Also ich lege den aufgezeichneten Track auf die TK25 (=amtliche topographische Karte 1:25000, =Magicmaps) und ziehe die Punkte, die offensichtlich vom Weg abweichen, auf den Weg drauf, lösche überflüssige Punkte und in Kurven füge ich eventuell noch einige hinzu. Das geht natürlich nur, wenn das Pädsche auch auf der TK eingetragen ist. 

Aber das Besondere an der OSM ist ja, daß auch Pädscher erfasst werden, die bisher nicht kartographiert sind. Und wir alle wissen: das sind die besten! Die kann ich natürlich nicht nachbearbeiten, da muß ich mich auf's GPS verlassen.


----------



## wilde.lilli (1. Dezember 2008)

HI Jungs,

von unseren Köllervalley-Bikern sind bestimmt auch einige interessiert, einschließlich ich. 

Wenn Ihr das Treffen zentral legt zu einem guten Termin, das wäre super - zwecks Informationsaustausch.

vg Lilli
PS: die Idee ist genial, obwohl es schon mehr als 100 saarländische Routen fürs GPS im Netz gibt.


----------



## spichboy (1. Dezember 2008)

Hallo Lilli,

ich glaube in der Weihnachtszeit haben wir alle anderes zu tun. Deshalb, wenn wir uns treffen, dann im neuen Jahr. Zumindest, wenn es nach mir geht.

###

Zu den vorhanden GPS-Tracks: Vorteil der Karte, die Pädche sind alle auf der einen und selben Karte. Wo sind diese Tracks hinterlegt?

Schön, dass sich einige für dieses Projekt interessieren. Wichtig ist jetzt nur, möglichst effizient zu arbeiten und da liegt die größte Gefahr. Es liegen ca. 10 Tage (vielleicht auch länger) zwischen Veränderung und Veröffentlichung. Wäre blod, wenn 5 z.b. die Pur abmappen.

Hätte jemand einen Vorschlag, wie man dieses Problem in den Griff bekommen könnte?

Viele Grüße
Christophe


----------



## MTB-News.de




----------



## Klinger (1. Dezember 2008)

@ puremalt: lieber herr geograph, aus meiner Erfahrung und mit meinem Equipement (iBlue 747 GPS-Empfänger in der Netz-Seitentasche des Deuter-Rucksacks) sind die Abweichungen <10 m. 
Tja so sinn se, die Ingenieure, erst messen dann wetten.... 

Bei > 10 m gebe ich ein WB aus, versprochen!!! 

Beim Geocaching wären 50m Abweichung auch Welten

Mit dem Loox N560 hatte ich auch so merkwürdige Ausreisser, aber jetzt ist das vorbei.

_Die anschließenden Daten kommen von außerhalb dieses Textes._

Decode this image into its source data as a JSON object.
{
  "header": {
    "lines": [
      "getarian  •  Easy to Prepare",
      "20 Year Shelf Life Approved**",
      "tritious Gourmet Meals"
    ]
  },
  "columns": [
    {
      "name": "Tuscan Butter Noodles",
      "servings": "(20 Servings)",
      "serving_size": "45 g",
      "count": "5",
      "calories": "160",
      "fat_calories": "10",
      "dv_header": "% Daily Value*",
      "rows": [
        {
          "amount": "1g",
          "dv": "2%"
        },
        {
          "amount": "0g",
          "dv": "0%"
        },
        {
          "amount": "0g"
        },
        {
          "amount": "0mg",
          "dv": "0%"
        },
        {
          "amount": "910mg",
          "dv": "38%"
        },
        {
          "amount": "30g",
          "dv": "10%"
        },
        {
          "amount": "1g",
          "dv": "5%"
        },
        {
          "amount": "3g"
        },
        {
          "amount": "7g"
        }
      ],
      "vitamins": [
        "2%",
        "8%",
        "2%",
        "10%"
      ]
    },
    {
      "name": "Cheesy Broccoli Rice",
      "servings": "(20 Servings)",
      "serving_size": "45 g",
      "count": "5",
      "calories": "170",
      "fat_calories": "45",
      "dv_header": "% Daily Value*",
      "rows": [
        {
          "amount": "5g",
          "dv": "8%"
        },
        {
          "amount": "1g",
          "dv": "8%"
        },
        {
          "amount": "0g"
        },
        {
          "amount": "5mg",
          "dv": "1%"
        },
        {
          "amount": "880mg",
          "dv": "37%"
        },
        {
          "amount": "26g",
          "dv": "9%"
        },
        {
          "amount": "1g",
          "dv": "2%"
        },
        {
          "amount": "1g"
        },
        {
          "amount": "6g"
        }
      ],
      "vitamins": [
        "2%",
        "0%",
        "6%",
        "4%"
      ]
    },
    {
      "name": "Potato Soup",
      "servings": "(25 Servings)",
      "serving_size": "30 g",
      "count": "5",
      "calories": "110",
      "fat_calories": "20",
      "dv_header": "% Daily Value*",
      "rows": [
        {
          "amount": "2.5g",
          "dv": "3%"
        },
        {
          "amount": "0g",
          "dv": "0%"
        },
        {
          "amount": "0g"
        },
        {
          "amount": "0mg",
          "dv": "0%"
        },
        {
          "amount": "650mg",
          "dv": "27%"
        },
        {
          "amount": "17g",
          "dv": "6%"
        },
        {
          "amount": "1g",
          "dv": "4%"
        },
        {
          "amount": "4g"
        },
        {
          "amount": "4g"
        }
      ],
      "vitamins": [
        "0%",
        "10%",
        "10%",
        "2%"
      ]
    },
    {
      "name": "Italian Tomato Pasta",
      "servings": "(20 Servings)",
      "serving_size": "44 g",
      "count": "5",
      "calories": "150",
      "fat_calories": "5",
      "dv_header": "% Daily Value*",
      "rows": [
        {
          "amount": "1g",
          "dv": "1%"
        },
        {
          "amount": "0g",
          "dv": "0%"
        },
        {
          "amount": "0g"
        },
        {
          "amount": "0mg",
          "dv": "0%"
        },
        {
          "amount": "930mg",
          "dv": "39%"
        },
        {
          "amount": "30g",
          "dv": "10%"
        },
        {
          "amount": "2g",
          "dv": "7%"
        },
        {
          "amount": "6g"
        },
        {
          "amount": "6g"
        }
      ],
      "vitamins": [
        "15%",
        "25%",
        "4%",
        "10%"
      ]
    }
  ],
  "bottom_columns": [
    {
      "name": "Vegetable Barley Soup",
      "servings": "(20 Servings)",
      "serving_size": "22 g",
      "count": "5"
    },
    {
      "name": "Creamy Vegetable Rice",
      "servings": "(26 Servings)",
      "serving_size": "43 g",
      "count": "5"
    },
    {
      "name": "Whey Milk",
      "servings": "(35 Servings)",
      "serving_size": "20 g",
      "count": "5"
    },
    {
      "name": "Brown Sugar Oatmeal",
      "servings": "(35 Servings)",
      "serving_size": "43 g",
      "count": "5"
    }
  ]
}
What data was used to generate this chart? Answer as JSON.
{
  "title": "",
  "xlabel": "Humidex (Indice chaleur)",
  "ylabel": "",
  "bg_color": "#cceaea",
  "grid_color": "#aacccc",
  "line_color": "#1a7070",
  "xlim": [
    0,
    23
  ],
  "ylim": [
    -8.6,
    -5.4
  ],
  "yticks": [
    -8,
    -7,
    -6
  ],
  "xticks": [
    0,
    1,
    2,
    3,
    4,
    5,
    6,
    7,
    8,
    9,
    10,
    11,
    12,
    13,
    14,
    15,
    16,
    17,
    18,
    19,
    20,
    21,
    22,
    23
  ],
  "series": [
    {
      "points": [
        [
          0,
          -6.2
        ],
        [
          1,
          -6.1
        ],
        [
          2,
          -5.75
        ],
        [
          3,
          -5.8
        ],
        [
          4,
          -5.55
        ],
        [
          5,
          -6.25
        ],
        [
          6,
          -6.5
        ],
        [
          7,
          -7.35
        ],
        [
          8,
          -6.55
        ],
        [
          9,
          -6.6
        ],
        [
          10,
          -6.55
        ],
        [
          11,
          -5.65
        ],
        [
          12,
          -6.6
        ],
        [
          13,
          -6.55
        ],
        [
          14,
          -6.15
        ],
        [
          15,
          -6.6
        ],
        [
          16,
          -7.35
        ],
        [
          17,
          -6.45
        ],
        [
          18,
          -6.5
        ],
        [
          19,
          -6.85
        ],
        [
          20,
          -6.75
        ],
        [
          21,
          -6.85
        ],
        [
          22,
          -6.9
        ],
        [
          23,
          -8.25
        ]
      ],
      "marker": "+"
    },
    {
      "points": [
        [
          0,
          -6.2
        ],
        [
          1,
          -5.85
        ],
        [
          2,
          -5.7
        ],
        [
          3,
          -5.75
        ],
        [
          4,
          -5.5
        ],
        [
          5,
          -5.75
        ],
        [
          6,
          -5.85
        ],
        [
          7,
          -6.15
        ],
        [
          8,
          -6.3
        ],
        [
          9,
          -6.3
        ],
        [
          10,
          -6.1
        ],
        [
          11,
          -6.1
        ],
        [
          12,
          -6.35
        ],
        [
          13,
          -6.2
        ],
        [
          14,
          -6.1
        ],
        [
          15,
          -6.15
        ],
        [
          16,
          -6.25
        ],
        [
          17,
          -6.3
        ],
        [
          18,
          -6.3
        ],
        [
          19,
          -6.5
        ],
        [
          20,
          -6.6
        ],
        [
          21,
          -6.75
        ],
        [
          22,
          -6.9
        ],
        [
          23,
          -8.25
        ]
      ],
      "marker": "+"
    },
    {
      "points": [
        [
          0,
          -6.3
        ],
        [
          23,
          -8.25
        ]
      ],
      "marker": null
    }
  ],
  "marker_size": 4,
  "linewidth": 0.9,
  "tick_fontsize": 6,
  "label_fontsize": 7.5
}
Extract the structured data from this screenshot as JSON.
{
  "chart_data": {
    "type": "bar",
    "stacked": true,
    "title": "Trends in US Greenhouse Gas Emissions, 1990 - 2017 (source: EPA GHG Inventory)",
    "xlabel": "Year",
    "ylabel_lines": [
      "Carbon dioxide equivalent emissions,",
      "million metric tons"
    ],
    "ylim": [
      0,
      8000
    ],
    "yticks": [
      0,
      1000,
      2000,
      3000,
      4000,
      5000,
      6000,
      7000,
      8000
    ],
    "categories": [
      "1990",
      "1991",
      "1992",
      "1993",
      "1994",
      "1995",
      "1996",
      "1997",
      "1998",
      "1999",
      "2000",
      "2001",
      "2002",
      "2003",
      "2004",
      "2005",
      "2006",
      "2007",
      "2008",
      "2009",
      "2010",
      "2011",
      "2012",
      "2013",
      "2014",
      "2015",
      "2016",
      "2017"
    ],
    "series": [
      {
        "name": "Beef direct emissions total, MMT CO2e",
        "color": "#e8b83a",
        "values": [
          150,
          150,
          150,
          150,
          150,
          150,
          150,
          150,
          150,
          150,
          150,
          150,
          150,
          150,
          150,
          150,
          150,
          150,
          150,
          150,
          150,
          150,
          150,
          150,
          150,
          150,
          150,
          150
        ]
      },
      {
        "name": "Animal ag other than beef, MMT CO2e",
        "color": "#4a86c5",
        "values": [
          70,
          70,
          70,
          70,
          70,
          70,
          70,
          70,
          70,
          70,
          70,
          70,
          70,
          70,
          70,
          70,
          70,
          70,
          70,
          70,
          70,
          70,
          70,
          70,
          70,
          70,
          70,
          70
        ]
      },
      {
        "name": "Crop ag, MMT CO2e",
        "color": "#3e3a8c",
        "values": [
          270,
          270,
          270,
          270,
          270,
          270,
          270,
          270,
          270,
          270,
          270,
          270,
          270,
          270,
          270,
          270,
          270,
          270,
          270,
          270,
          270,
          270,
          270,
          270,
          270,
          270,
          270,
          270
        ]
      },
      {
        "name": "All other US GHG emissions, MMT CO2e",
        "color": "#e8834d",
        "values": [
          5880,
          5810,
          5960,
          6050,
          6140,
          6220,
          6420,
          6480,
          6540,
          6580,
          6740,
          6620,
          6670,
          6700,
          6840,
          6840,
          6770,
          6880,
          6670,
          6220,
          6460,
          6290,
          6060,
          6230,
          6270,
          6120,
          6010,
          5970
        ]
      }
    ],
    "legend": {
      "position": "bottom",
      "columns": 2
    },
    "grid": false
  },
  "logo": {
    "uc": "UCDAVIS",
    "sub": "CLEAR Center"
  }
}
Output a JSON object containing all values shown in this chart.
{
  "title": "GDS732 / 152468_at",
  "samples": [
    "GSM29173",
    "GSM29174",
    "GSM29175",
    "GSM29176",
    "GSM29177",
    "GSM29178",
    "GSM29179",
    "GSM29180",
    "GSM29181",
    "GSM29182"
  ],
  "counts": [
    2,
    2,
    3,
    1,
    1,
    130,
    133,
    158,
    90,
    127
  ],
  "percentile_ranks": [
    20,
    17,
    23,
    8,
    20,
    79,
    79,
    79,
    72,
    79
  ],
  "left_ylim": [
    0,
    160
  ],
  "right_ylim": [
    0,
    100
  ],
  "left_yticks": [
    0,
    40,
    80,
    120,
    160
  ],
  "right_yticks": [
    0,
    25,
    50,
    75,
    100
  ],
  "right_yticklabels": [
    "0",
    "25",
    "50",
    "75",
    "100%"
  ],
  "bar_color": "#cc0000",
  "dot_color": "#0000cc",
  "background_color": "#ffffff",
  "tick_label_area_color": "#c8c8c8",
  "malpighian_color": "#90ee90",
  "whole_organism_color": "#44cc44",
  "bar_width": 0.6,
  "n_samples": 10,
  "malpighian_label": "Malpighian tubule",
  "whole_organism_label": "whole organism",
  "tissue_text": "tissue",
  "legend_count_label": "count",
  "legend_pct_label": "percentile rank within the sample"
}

Ich glaube das wird ein spannendes Treffen werden!

Gruß
Winfried


----------



## spichboy (1. Dezember 2008)

Hi Klinger,

puremalt hat seine Meinung geäußert, die wir alle akzeptieren und respektieren. Du bist der Meinung dass die Genauigkeit uns reicht.

Wer möchte macht mit, wer nicht möchte macht nicht mit. Ist doch alles ganz einfach.

Ich freue mich auf eine gute, kostenlose, möglichst vollständige Karte und auf schöne Erlebnisse auf dem Bike. Ich freue mich über jeden Weg, den ich für andere einzeichne und ich freue mich über jeden Weg, den andere für mich eingezeichnet haben.

Also, hüstl, hüstl, weniger diskutieren, mappen!


----------



## Oberaggi (1. Dezember 2008)

Also ich schließe mich da dem Klinger an. Mit meinem 60CSx bin ich mit der Auflösung sehr zufrieden.
Die CTF von Völklingen konnte ich auch gut nachfahren, obwohl ich den Track auf 400 Punkte runter gefiltert habe. 
Da man ja existierende Wege nachfährt ergibt sich da ja auch automatisch eine gewisse Korrektur und 10 m erscheinen mir nicht als Problem.
Aber ich denke auch eher machen als reden.


----------



## puremalt (2. Dezember 2008)

OK, ich bin offenbar der einzige, der öfters mal danebenliegt. Das gibt der Berufsehre aber einen mächtigen Knick.

@Klinger: gilt die Wette auch für den Pfälzerwald?

Ich setz demnächst mal eine Liste meiner bisherigen Tracks (selbst auf- und nicht abgezeichnet) aus dem Saargebiet hier rein.


----------



## Klinger (2. Dezember 2008)

@puremalt: Ich wollte Deine Berufsehre nicht knicken sondern nur meine persönliche Erfahrung mitteilen. 
Ich hoffe das kann ich am Sa wieder gutmachen?

Pfälzer Wald im Sommer, womöglich noch nach einem Regenguß, ist schon worst case, aber probieren würde ich das schon gerne. Ich bin sicher der oberaggi macht da auch mit!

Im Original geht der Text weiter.